Symphony of the Future

The Dorothy Chandler Pavilion played host Monday evening to the American Youth Symphony; although if you closed your eyes, you might forget that the median age of the Symphony is only twenty.  The students come from a range of schools across Southern California including the Colburn School, Crossroads, and USC.  Conducted by film music composer Alan Silvestri, the concert comprised of excerpts from eight of his film scores including Back to the Future, Beowulf, Castaway, and Forrest Gump.  Silvestri spoke a number of times to introduce himself, the musicians, and tell interesting stories about the process of composing music for film.  His words carried an obvious tone of pride for the artists on stage and their achievements as he thanked the audience members for supporting the students’ dedication and talent.

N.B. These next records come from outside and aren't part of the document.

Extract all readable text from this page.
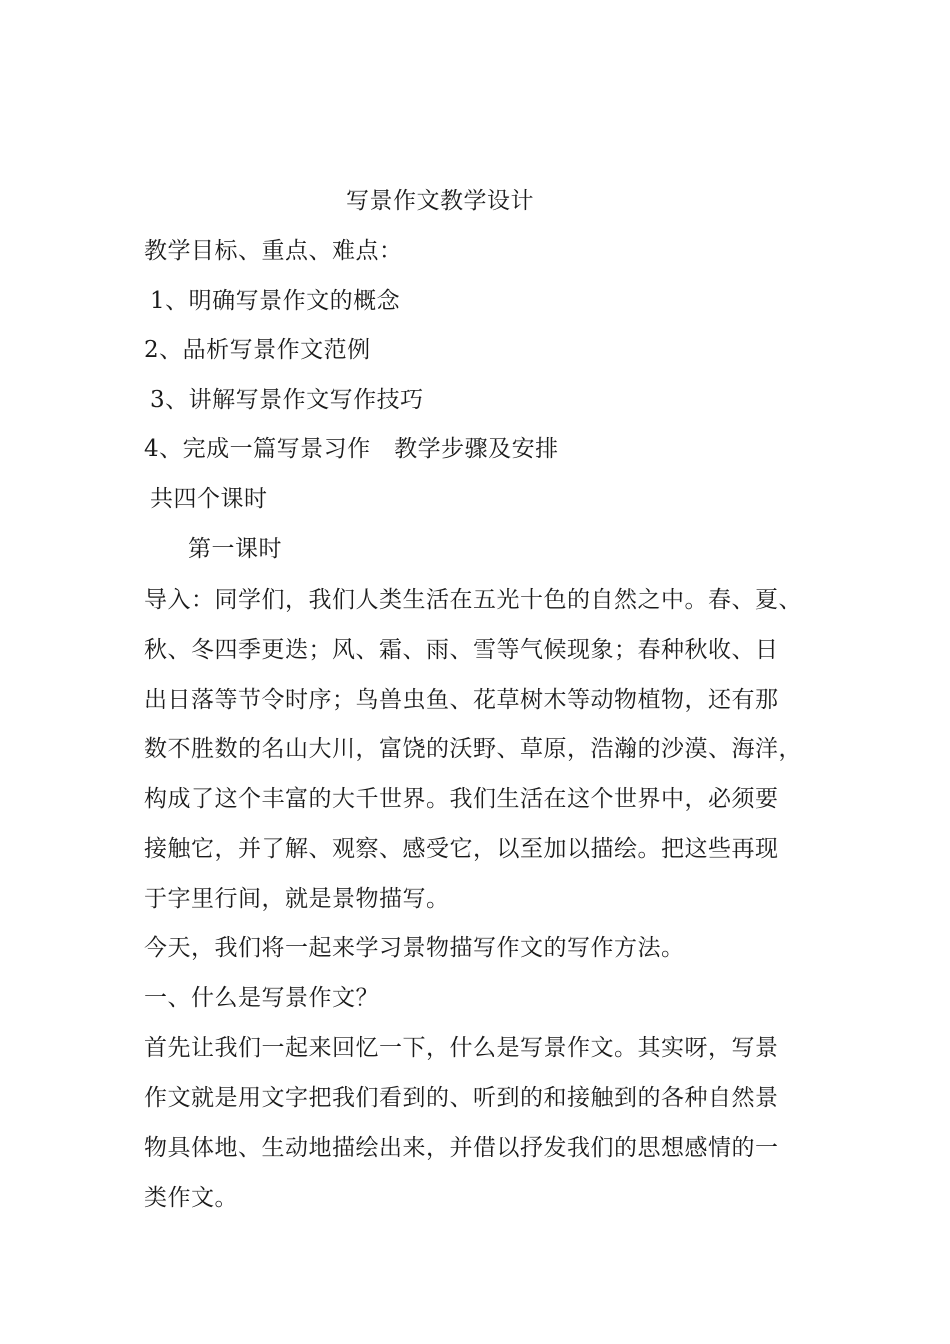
写景作文教学设计
教学目标、重点、难点：
1、明确写景作文的概念
2、品析写景作文范例
3、讲解写景作文写作技巧
4、完成一篇写景习作　教学步骤及安排
共四个课时
第一课时
导入：同学们，我们人类生活在五光十色的自然之中。春、夏、
秋、冬四季更迭；风、霜、雨、雪等气候现象；春种秋收、日
出日落等节令时序；鸟兽虫鱼、花草树木等动物植物，还有那
数不胜数的名山大川，富饶的沃野、草原，浩瀚的沙漠、海洋，
构成了这个丰富的大千世界。我们生活在这个世界中，必须要
接触它，并了解、观察、感受它，以至加以描绘。把这些再现
于字里行间，就是景物描写。
今天，我们将一起来学习景物描写作文的写作方法。
一、什么是写景作文？
首先让我们一起来回忆一下，什么是写景作文。其实呀，写景
作文就是用文字把我们看到的、听到的和接触到的各种自然景
物具体地、生动地描绘出来，并借以抒发我们的思想感情的一
类作文。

As the Symphony seamlessly shifted from classical to jazz to classical, one noticed the sense of accomplishment enjoyed on stage that you don’t find with a professional group.  That is not to say that we should scrap the Philharmonic and invite the American Youth Symphony to take its place.  Instead, I found a drive in the Symphony members to push themselves to become the Philharmonic, which is a drive inherently lost on the Philharmonic itself.  Representing the next chapter in classical music for Los Angeles, these young people undoubtedly prove that the fine arts are not lost on the “music video” generation of this city.

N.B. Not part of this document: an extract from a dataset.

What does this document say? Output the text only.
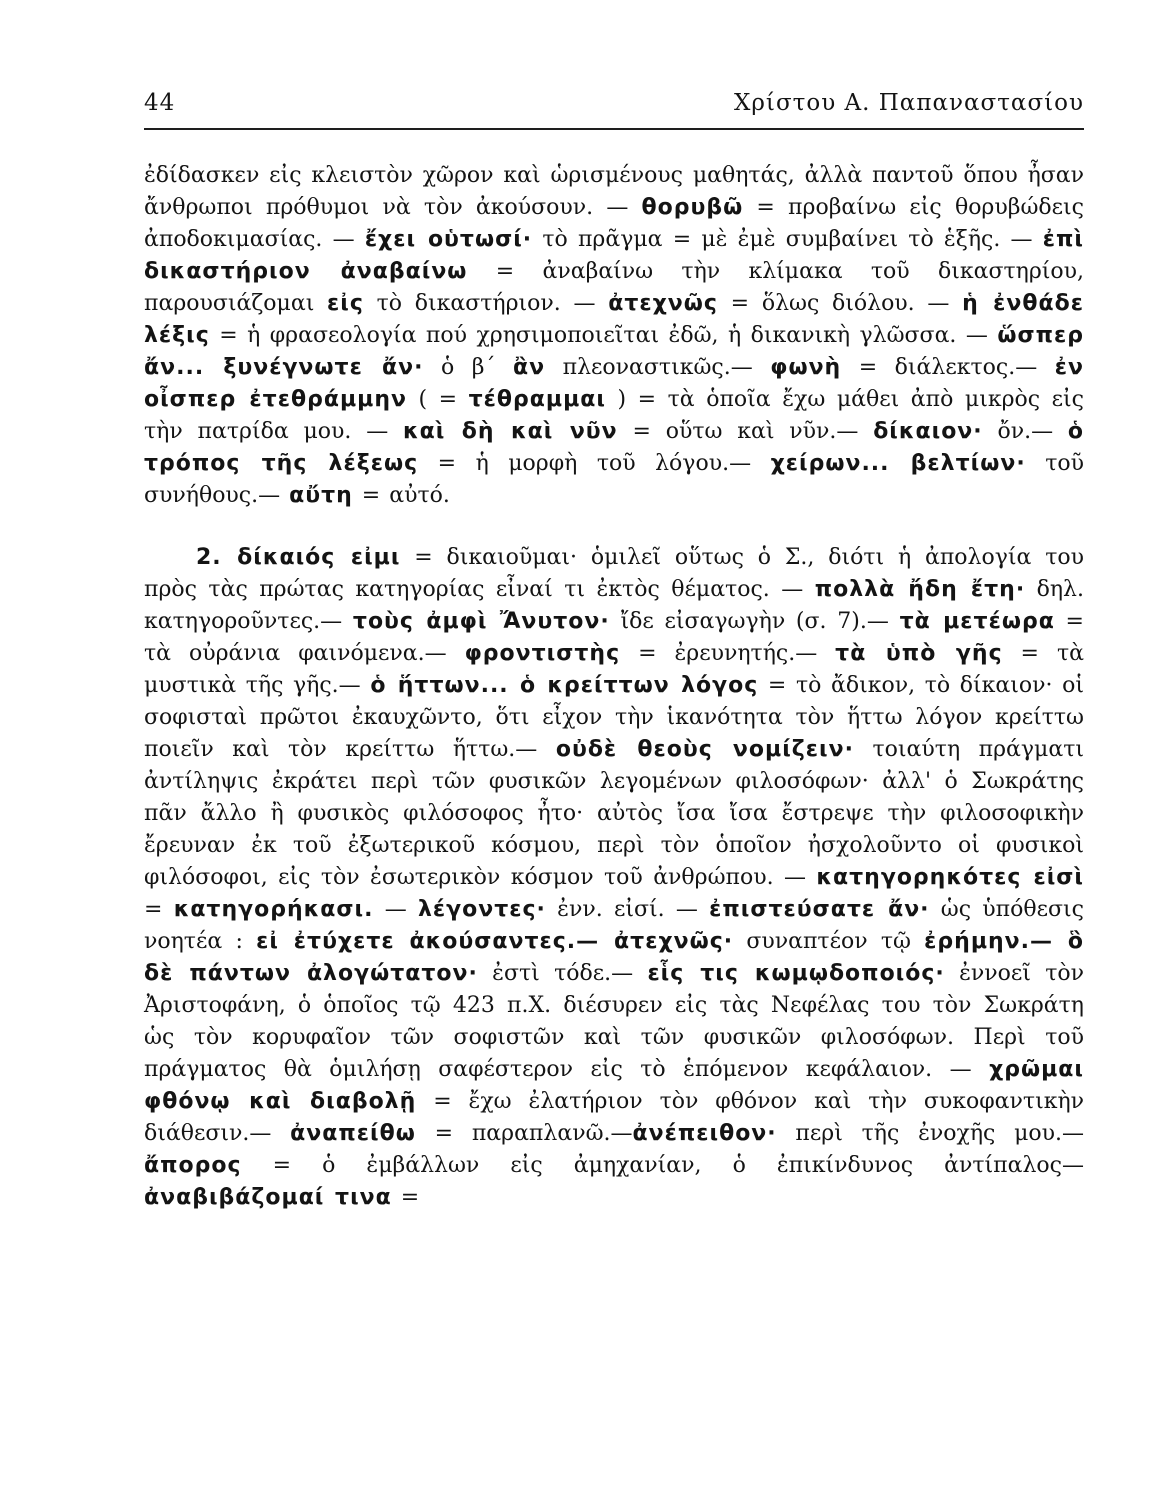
44	Χρίστου Α. Παπαναστασίου

ἐδίδασκεν εἰς κλειστὸν χῶρον καὶ ὡρισμένους μαθητάς, ἀλλὰ παντοῦ ὅπου ἦσαν ἄνθρωποι πρόθυμοι νὰ τὸν ἀκούσουν. — θορυβῶ = προβαίνω εἰς θορυβώδεις ἀποδοκιμασίας. — ἔχει οὑτωσί· τὸ πρᾶγμα = μὲ ἐμὲ συμβαίνει τὸ ἑξῆς. — ἐπὶ δικαστήριον ἀναβαίνω = ἀναβαίνω τὴν κλίμακα τοῦ δικαστηρίου, παρουσιάζομαι εἰς τὸ δικαστήριον. — ἀτεχνῶς = ὅλως διόλου. — ἡ ἐνθάδε λέξις = ἡ φρασεολογία πού χρησιμοποιεῖται ἐδῶ, ἡ δικανικὴ γλῶσσα. — ὥσπερ ἄν... ξυνέγνωτε ἄν· ὁ β΄ ἂν πλεοναστικῶς.— φωνὴ = διάλεκτος.— ἐν οἶσπερ ἐτεθράμμην ( = τέθραμμαι ) = τὰ ὁποῖα ἔχω μάθει ἀπὸ μικρὸς εἰς τὴν πατρίδα μου. — καὶ δὴ καὶ νῦν = οὕτω καὶ νῦν.— δίκαιον· ὄν.— ὁ τρόπος τῆς λέξεως = ἡ μορφὴ τοῦ λόγου.— χείρων... βελτίων· τοῦ συνήθους.— αὔτη = αὐτό.

2. δίκαιός εἰμι = δικαιοῦμαι· ὁμιλεῖ οὕτως ὁ Σ., διότι ἡ ἀπολογία του πρὸς τὰς πρώτας κατηγορίας εἶναί τι ἐκτὸς θέματος. — πολλὰ ἤδη ἔτη· δηλ. κατηγοροῦντες.— τοὺς ἀμφὶ Ἄνυτον· ἴδε εἰσαγωγὴν (σ. 7).— τὰ μετέωρα = τὰ οὐράνια φαινόμενα.— φροντιστὴς = ἐρευνητής.— τὰ ὑπὸ γῆς = τὰ μυστικὰ τῆς γῆς.— ὁ ἥττων... ὁ κρείττων λόγος = τὸ ἄδικον, τὸ δίκαιον· οἱ σοφισταὶ πρῶτοι ἐκαυχῶντο, ὅτι εἶχον τὴν ἱκανότητα τὸν ἥττω λόγον κρείττω ποιεῖν καὶ τὸν κρείττω ἥττω.— οὐδὲ θεοὺς νομίζειν· τοιαύτη πράγματι ἀντίληψις ἐκράτει περὶ τῶν φυσικῶν λεγομένων φιλοσόφων· ἀλλ' ὁ Σωκράτης πᾶν ἄλλο ἢ φυσικὸς φιλόσοφος ἦτο· αὐτὸς ἴσα ἴσα ἔστρεψε τὴν φιλοσοφικὴν ἔρευναν ἐκ τοῦ ἐξωτερικοῦ κόσμου, περὶ τὸν ὁποῖον ἠσχολοῦντο οἱ φυσικοὶ φιλόσοφοι, εἰς τὸν ἐσωτερικὸν κόσμον τοῦ ἀνθρώπου. — κατηγορηκότες εἰσὶ = κατηγορήκασι. — λέγοντες· ἐνν. εἰσί. — ἐπιστεύσατε ἄν· ὡς ὑπόθεσις νοητέα : εἰ ἐτύχετε ἀκούσαντες.— ἀτεχνῶς· συναπτέον τῷ ἐρήμην.— ὃ δὲ πάντων ἀλογώτατον· ἐστὶ τόδε.— εἷς τις κωμῳδοποιός· ἐννοεῖ τὸν Ἀριστοφάνη, ὁ ὁποῖος τῷ 423 π.Χ. διέσυρεν εἰς τὰς Νεφέλας του τὸν Σωκράτη ὡς τὸν κορυφαῖον τῶν σοφιστῶν καὶ τῶν φυσικῶν φιλοσόφων. Περὶ τοῦ πράγματος θὰ ὁμιλήσῃ σαφέστερον εἰς τὸ ἑπόμενον κεφάλαιον. — χρῶμαι φθόνῳ καὶ διαβολῇ = ἔχω ἐλατήριον τὸν φθόνον καὶ τὴν συκοφαντικὴν διάθεσιν.— ἀναπείθω = παραπλανῶ.—ἀνέπειθον· περὶ τῆς ἐνοχῆς μου.—ἄπορος = ὁ ἐμβάλλων εἰς ἀμηχανίαν, ὁ ἐπικίνδυνος ἀντίπαλος— ἀναβιβάζομαί τινα =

The violin bows that move in perfect unison, the drummers’ bodies that keep the rhythm while the drums take a rest, and the harps that shift back and forth simultaneously all display that the Symphony’s focus is on the impeccably choreographed group as a whole.  When soloists were singled out, it was done with the least possible fanfare while other musicians prepared for the next piece.  As a result, they were as beautiful to watch as they were to hear.  In fact, the only telltale sign of their age was the tendency that some members had to slouch during Silvestri’s speeches: an endearing reminder of exactly who it is playing beautiful music with such extraordinary talent.